Playa Tamarindo, south of where we were staying, is a popular resort for surfers and has some interesting wetland and forest habitat behind the beach. Large numbers of cattle egrets and black vultures fly in to roost. A quick look at the small estuary added semipalmated plover and yellow-crowned night heron to the trip list.
Monday 15 to Thursday 18 August
We spent the days exploring more of the local beaches and countryside, seeing more of the species already mentioned and adding royal tern, roseate spoonbill, white ibis grey-breasted martin, barred antshrike and lesser ground-cuckoo to the list. From Playa Hermosa I could see a feeding flock of shearwaters in the bay but too distant to identify.

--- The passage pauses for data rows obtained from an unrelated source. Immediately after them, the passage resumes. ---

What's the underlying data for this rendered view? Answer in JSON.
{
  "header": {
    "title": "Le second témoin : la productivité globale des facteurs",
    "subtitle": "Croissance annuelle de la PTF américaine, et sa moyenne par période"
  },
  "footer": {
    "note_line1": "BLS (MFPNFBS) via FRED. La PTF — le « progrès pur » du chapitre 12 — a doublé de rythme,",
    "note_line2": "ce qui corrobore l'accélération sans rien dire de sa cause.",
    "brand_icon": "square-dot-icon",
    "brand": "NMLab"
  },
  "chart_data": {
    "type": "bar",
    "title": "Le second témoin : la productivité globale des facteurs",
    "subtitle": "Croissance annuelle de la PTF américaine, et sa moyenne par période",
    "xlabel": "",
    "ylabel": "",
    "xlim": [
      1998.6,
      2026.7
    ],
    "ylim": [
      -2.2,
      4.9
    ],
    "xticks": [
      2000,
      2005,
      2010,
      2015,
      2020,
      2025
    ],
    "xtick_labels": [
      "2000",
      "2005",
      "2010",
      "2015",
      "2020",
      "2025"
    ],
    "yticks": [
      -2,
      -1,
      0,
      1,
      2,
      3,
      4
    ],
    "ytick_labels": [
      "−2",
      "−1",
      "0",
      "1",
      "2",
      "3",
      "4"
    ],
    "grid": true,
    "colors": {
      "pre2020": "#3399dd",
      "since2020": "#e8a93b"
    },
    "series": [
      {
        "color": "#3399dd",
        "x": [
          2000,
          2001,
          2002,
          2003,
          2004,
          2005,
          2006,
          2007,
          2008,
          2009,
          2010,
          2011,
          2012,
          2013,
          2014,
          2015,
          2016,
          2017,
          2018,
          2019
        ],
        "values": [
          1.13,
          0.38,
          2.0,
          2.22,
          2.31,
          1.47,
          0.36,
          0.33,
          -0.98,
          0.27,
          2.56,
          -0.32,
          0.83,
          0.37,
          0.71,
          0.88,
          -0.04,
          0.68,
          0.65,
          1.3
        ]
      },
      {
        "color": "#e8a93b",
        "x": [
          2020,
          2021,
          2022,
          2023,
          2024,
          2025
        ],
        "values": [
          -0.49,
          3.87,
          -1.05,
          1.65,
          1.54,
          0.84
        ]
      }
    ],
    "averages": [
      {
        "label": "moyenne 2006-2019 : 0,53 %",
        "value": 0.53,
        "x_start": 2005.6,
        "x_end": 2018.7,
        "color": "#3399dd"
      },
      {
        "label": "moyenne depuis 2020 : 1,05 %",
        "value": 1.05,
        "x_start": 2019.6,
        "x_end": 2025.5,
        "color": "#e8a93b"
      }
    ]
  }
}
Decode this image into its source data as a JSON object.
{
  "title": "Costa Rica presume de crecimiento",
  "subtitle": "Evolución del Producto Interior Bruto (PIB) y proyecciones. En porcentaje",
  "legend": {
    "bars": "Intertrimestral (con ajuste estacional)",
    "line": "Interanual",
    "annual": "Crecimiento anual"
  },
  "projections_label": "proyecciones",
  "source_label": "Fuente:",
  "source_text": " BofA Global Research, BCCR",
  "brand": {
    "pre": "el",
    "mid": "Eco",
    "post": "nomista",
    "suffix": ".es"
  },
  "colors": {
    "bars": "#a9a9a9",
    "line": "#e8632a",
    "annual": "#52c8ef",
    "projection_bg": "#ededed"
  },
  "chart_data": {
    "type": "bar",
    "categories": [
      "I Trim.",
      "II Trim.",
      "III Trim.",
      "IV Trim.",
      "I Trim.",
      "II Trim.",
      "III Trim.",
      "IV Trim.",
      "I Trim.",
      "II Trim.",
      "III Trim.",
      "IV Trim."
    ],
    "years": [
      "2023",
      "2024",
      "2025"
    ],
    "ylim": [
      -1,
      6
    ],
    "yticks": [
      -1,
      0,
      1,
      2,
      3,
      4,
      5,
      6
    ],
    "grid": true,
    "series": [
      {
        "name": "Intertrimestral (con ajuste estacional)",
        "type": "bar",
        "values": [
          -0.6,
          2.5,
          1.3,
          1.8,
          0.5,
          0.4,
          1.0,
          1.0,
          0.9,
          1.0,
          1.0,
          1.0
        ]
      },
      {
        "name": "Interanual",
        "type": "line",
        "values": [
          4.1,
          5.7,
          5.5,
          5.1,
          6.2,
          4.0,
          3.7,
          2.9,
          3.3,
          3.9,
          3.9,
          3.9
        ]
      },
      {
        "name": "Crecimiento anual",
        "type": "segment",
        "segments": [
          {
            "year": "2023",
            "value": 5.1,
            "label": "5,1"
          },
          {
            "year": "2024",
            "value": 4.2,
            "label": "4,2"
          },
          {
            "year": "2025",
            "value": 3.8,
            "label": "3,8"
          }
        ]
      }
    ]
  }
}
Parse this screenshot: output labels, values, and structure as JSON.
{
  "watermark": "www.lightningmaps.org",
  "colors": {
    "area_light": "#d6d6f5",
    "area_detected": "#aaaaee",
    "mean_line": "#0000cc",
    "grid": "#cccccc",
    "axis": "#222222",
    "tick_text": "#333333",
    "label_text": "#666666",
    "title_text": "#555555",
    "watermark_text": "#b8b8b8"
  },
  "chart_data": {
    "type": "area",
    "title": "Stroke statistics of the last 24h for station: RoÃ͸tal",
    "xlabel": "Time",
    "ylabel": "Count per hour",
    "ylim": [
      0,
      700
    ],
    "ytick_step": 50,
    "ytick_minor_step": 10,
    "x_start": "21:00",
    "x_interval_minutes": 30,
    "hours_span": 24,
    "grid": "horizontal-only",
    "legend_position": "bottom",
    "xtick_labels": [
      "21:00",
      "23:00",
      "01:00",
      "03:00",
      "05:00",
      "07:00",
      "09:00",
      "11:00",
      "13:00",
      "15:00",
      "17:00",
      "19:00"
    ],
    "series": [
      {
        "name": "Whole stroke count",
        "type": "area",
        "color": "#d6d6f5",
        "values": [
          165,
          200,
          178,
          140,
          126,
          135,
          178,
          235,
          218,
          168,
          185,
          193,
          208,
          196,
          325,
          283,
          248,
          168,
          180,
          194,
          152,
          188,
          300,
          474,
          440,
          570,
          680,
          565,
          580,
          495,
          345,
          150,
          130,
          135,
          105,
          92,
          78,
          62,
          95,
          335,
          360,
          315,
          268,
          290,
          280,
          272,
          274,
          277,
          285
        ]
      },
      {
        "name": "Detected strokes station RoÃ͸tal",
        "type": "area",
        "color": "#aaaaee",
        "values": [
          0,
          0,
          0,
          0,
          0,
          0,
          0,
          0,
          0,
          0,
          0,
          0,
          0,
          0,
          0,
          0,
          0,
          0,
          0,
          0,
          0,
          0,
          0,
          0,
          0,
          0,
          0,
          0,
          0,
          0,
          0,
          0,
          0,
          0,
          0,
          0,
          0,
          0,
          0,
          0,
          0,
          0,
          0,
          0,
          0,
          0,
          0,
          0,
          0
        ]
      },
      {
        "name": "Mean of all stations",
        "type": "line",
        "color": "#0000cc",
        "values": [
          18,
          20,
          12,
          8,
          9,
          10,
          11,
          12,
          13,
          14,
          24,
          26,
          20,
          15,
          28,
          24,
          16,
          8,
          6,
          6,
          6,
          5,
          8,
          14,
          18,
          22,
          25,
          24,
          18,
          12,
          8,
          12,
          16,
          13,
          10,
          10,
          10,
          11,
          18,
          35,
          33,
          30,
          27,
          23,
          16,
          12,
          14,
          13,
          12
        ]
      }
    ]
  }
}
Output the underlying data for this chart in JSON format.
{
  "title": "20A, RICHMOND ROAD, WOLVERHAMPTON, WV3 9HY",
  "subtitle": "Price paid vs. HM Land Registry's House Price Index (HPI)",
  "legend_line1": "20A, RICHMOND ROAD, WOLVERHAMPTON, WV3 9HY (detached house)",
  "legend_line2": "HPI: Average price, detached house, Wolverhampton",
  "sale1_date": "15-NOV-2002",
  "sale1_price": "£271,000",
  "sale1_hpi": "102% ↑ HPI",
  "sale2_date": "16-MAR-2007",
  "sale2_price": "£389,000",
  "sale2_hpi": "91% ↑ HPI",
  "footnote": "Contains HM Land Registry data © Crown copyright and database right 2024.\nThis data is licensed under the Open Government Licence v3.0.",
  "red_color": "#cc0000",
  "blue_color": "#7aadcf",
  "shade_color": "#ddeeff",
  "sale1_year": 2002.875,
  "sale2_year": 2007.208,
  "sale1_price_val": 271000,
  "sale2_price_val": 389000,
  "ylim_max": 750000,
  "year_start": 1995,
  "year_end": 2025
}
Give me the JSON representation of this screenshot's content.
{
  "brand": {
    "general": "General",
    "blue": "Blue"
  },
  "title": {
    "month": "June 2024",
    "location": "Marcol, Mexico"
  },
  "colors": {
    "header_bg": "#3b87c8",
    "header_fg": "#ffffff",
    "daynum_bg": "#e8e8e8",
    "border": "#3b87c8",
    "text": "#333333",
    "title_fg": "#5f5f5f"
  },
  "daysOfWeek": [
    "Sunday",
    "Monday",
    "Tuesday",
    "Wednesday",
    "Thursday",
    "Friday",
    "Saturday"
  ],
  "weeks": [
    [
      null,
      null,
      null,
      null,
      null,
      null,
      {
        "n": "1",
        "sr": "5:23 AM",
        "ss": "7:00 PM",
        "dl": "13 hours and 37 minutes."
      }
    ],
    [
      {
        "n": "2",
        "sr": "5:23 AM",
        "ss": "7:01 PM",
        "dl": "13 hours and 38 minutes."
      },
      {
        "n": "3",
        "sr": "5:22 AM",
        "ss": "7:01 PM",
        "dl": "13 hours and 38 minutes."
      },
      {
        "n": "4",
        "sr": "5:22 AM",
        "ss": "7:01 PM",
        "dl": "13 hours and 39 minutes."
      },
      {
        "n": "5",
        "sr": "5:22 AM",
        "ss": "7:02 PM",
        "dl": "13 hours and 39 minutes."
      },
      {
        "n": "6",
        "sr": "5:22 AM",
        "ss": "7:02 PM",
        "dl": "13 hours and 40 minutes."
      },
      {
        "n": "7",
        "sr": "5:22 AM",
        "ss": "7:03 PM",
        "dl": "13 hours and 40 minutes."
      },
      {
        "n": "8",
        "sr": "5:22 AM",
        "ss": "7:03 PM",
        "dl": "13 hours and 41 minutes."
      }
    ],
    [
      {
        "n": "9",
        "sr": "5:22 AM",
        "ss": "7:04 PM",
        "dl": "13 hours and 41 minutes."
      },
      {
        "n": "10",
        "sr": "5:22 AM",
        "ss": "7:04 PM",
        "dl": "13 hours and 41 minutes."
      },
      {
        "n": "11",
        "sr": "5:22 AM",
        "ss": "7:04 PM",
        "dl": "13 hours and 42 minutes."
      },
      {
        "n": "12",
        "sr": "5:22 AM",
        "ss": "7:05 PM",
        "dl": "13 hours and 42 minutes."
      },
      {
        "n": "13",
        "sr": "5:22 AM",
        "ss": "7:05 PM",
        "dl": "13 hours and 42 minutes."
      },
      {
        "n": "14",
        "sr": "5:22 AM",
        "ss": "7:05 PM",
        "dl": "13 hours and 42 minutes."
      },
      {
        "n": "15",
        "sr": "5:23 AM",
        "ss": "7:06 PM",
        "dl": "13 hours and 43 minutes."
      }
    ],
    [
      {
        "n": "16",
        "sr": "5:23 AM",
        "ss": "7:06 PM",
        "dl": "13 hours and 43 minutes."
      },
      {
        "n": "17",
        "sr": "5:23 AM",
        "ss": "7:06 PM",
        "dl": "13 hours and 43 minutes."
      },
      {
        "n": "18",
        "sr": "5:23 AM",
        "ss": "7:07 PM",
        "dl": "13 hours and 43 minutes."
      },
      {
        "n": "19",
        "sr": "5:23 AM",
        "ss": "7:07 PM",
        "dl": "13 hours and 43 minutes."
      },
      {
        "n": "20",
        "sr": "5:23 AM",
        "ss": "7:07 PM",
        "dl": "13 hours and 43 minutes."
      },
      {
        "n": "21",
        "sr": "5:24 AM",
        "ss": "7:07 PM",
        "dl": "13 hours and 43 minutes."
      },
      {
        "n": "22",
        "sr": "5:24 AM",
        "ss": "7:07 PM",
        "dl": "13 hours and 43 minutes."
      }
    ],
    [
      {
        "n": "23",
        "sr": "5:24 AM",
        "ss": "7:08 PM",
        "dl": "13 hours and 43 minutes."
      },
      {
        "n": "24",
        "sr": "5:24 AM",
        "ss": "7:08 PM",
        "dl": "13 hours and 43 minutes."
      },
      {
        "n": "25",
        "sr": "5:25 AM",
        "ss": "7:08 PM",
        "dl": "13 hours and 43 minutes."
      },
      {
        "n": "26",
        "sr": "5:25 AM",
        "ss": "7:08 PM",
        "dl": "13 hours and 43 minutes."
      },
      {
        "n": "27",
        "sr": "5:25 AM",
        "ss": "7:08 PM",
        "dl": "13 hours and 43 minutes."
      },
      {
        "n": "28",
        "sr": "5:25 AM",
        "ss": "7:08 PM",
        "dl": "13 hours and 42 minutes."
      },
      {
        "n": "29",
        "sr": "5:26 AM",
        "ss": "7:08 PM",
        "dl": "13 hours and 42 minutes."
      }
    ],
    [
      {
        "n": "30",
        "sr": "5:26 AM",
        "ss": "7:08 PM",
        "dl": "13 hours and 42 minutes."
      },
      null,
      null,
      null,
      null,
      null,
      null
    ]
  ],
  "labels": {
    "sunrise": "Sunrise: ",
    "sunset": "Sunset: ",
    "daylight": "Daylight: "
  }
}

Rachel and Joe were keen to try scuba-diving and we had booked a day out with [ ] a German company operating out of Playa Flamingo. Sarah and I stayed on the boat and watched magnificent frigatebirds, brown pelicans, olivaceous cormorants and a brown booby.
On Thursday we drove back north up the Intercontinental Highway to spend one final night in Vista del Valle Plantation Inn before catching our flight back to London Gatwick via Atlanta. Fortunately we were offered the chance to change from our booked flight which involved changing at Houston with only 35 minutes allowed!
At Vista del Valle I added scrub euphonia to the log making a total of 142 species for the holiday, of which 94 were new for me. This was first and foremost a family holiday and I did not wish my obsession with birds to spoil things too much for the others. Considering this I was very pleased to have done so well and to have had a great holiday as well.
I would thoroughly recommend Costa Rica not only for enthusiastic birders but also for anyone who wants to combine birding with general interest and activities.